PIB cai 0,2%. Dilma joga país na recessão

Sob a pressão dos preços, das dívidas e das incertezas em alta, famílias, empresas e governo cortaram despesas ao mesmo tempo e derrubaram a economia do país.

Medida da produção e da renda nacional, o PIB (Produto Interno Bruto) encolheu 0,2% no primeiro trimestre do ano, na comparação com os últimos três meses de 2014, conforme dados divulgados nesta sexta (29).

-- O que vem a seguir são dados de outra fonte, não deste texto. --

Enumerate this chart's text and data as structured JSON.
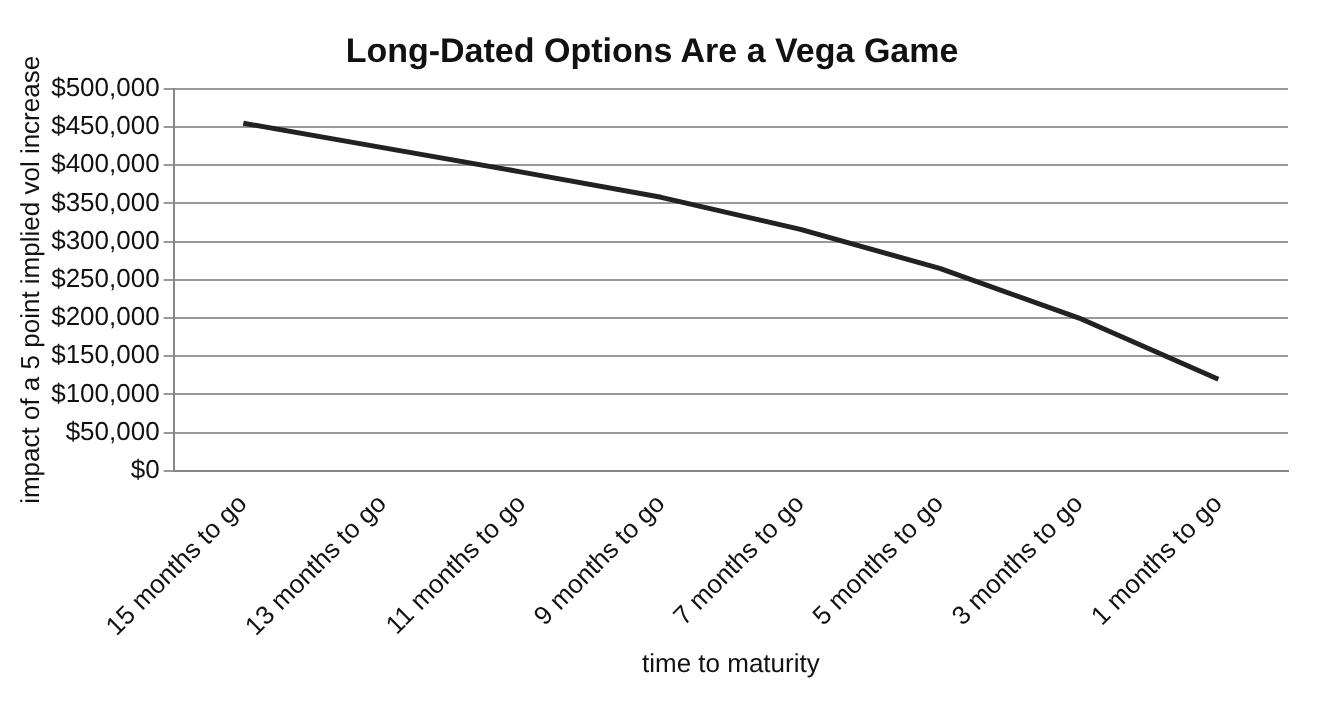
{
  "chart_data": {
    "type": "line",
    "title": "Long-Dated Options Are a Vega Game",
    "xlabel": "time to maturity",
    "ylabel": "impact of a 5 point implied vol increase",
    "categories": [
      "15 months to go",
      "13 months to go",
      "11 months to go",
      "9 months to go",
      "7 months to go",
      "5 months to go",
      "3 months to go",
      "1 months to go"
    ],
    "series": [
      {
        "color": "#222222",
        "values": [
          455000,
          423000,
          391000,
          358000,
          316000,
          265000,
          200000,
          120000
        ]
      }
    ],
    "ylim": [
      0,
      500000
    ],
    "yticks": [
      {
        "value": 0,
        "label": "$0"
      },
      {
        "value": 50000,
        "label": "$50,000"
      },
      {
        "value": 100000,
        "label": "$100,000"
      },
      {
        "value": 150000,
        "label": "$150,000"
      },
      {
        "value": 200000,
        "label": "$200,000"
      },
      {
        "value": 250000,
        "label": "$250,000"
      },
      {
        "value": 300000,
        "label": "$300,000"
      },
      {
        "value": 350000,
        "label": "$350,000"
      },
      {
        "value": 400000,
        "label": "$400,000"
      },
      {
        "value": 450000,
        "label": "$450,000"
      },
      {
        "value": 500000,
        "label": "$500,000"
      }
    ],
    "grid": "y",
    "marker": "none",
    "line_style": "solid",
    "legend": false
  }
}
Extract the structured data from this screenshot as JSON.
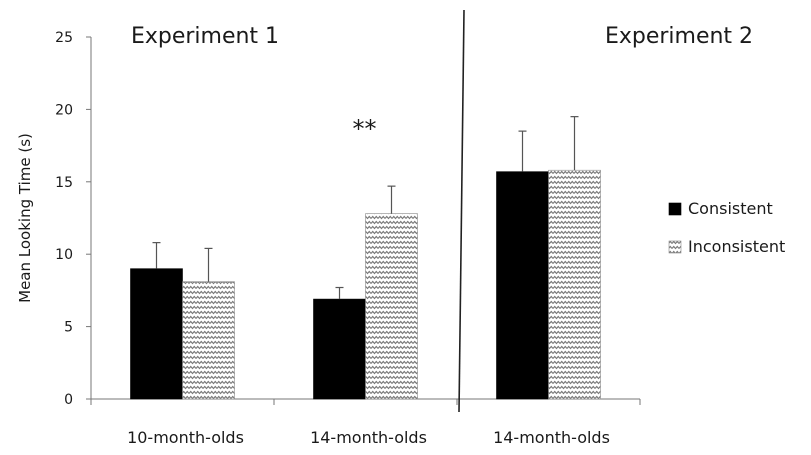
{
  "chart_data": {
    "type": "bar",
    "ylabel": "Mean Looking Time (s)",
    "ylim": [
      0,
      25
    ],
    "yticks": [
      0,
      5,
      10,
      15,
      20,
      25
    ],
    "categories": [
      "10-month-olds",
      "14-month-olds",
      "14-month-olds"
    ],
    "series": [
      {
        "name": "Consistent",
        "color": "#000000",
        "pattern": "solid",
        "values": [
          9.0,
          6.9,
          15.7
        ],
        "errors": [
          1.8,
          0.8,
          2.8
        ]
      },
      {
        "name": "Inconsistent",
        "color": "#777777",
        "pattern": "zigzag",
        "values": [
          8.1,
          12.8,
          15.8
        ],
        "errors": [
          2.3,
          1.9,
          3.7
        ]
      }
    ],
    "panels": [
      {
        "label": "Experiment 1",
        "categories": [
          0,
          1
        ]
      },
      {
        "label": "Experiment 2",
        "categories": [
          2
        ]
      }
    ],
    "annotations": [
      {
        "text": "**",
        "category": 1
      }
    ],
    "legend": {
      "position": "right",
      "entries": [
        "Consistent",
        "Inconsistent"
      ]
    },
    "grid": false
  }
}
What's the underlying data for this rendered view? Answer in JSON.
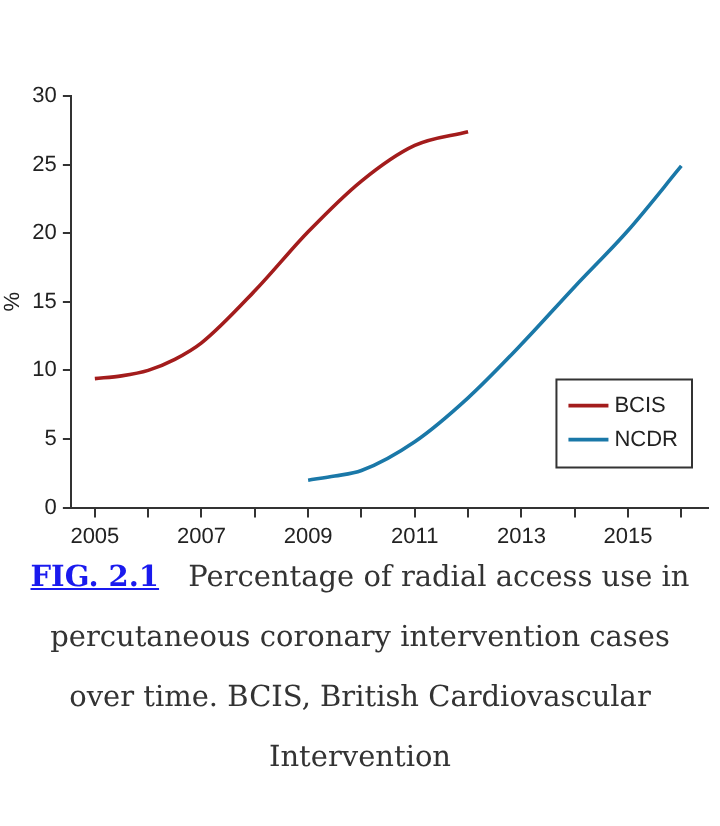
{
  "chart_data": {
    "type": "line",
    "ylabel": "%",
    "xlim": [
      2004.55,
      2016.5
    ],
    "xticks": [
      2005,
      {
        "value": 2006,
        "label": null
      },
      2007,
      {
        "value": 2008,
        "label": null
      },
      2009,
      {
        "value": 2010,
        "label": null
      },
      2011,
      {
        "value": 2012,
        "label": null
      },
      2013,
      {
        "value": 2014,
        "label": null
      },
      2015,
      {
        "value": 2016,
        "label": null
      }
    ],
    "ylim": [
      0,
      30
    ],
    "yticks": [
      0,
      5,
      10,
      15,
      20,
      25,
      30
    ],
    "series": [
      {
        "name": "BCIS",
        "color": "#a31c1c",
        "x": [
          2005,
          2005.5,
          2006,
          2006.5,
          2007,
          2008,
          2009,
          2010,
          2011,
          2012
        ],
        "values": [
          9.4,
          9.6,
          10.0,
          10.8,
          12.0,
          15.8,
          20.1,
          23.8,
          26.4,
          27.4
        ]
      },
      {
        "name": "NCDR",
        "color": "#1a78a8",
        "x": [
          2009,
          2009.5,
          2010,
          2011,
          2012,
          2013,
          2014,
          2015,
          2016
        ],
        "values": [
          2.0,
          2.3,
          2.7,
          4.8,
          8.0,
          11.9,
          16.1,
          20.2,
          24.9
        ]
      }
    ],
    "grid": false,
    "legend": "bottom right",
    "marker": "none",
    "line_style": "solid",
    "annotations": [
      "FIG. 2.1",
      "Percentage of radial access use in percutaneous coronary intervention cases over time. BCIS, British Cardiovascular Intervention"
    ]
  }
}
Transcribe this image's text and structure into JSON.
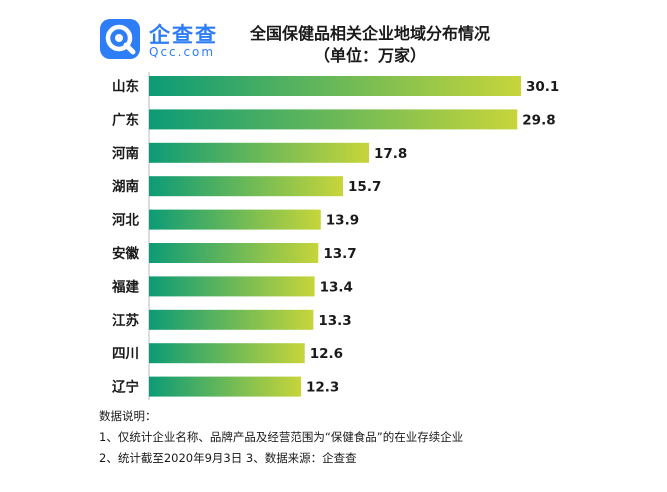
{
  "brand": {
    "name": "企查查",
    "url": "Qcc.com",
    "color": "#2d7df6"
  },
  "title": {
    "line1": "全国保健品相关企业地域分布情况",
    "line2": "（单位：万家）"
  },
  "chart_data": {
    "type": "bar",
    "orientation": "horizontal",
    "categories": [
      "山东",
      "广东",
      "河南",
      "湖南",
      "河北",
      "安徽",
      "福建",
      "江苏",
      "四川",
      "辽宁"
    ],
    "values": [
      30.1,
      29.8,
      17.8,
      15.7,
      13.9,
      13.7,
      13.4,
      13.3,
      12.6,
      12.3
    ],
    "title": "全国保健品相关企业地域分布情况",
    "subtitle": "（单位：万家）",
    "data_labels": true,
    "grid": false,
    "bar_gradient": [
      "#0c9b76",
      "#c7d53a"
    ]
  },
  "notes": {
    "heading": "数据说明：",
    "items": [
      "1、仅统计企业名称、品牌产品及经营范围为“保健食品”的在业存续企业",
      "2、统计截至2020年9月3日   3、数据来源：企查查"
    ]
  }
}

A taxa não foi tão ruim quanto se temia --os cálculos do Banco Central, por exemplo, apontavam uma queda de 0,8%. É o detalhamento dos dados, no entanto, que mostra a extensão dos danos.

Numa rara combinação, as compras de bens e serviços despencaram em todas as modalidades: para consumo, para investimentos e para o custeio do governo federal, dos Estados e das cidades.

Ainda mais anômala é a coexistência de uma recessão em andamento, com queda de empregos e salários, e a inflação mais elevada desde 2003 --trata-se, em uma palavra, da estagflação, na versão mais evidente em 12 anos.

O cenário resulta de desequilíbrios acumulados ao longo do primeiro mandato da presidente Dilma Rousseff, que exigiram um reviravolta brusca da política econômica após a reeleição.

A expansão contínua dos gastos públicos nos últimos anos elevou a dívida pública, alimentou a inflação e minou a confiança de empreendedores e consumidores.

Os ajustes de agora incluem bloqueio de despesas, aumento de impostos, de tarifas públicas e de juros. Em outras palavras, o governo é obrigado a deprimir ainda mais uma economia já prostrada --e que ainda não chegou ao fundo do poço.

Os números de hoje não são, ao menos por enquanto, tão ruins quanto os da recessão anterior, na virada de 2008 para 2009. Naquele período de agravamento da crise internacional, o PIB teve quedas trimestrais de 4,1% e 2,2% em sequência.

Mas as alternativas da política econômica eram, então, mais simples: a inflação, como costuma acontecer, entrou em trajetória de queda com a freada do comércio, permitindo ao governo reduzir juros, conceder incentivos tributários e elevar gastos para reanimar o mercado.

Já a estratégia atual se limita a esperar que, mais à frente, o ajuste fiscal e o controle da inflação restabeleçam a confiança de empresas e famílias no futuro.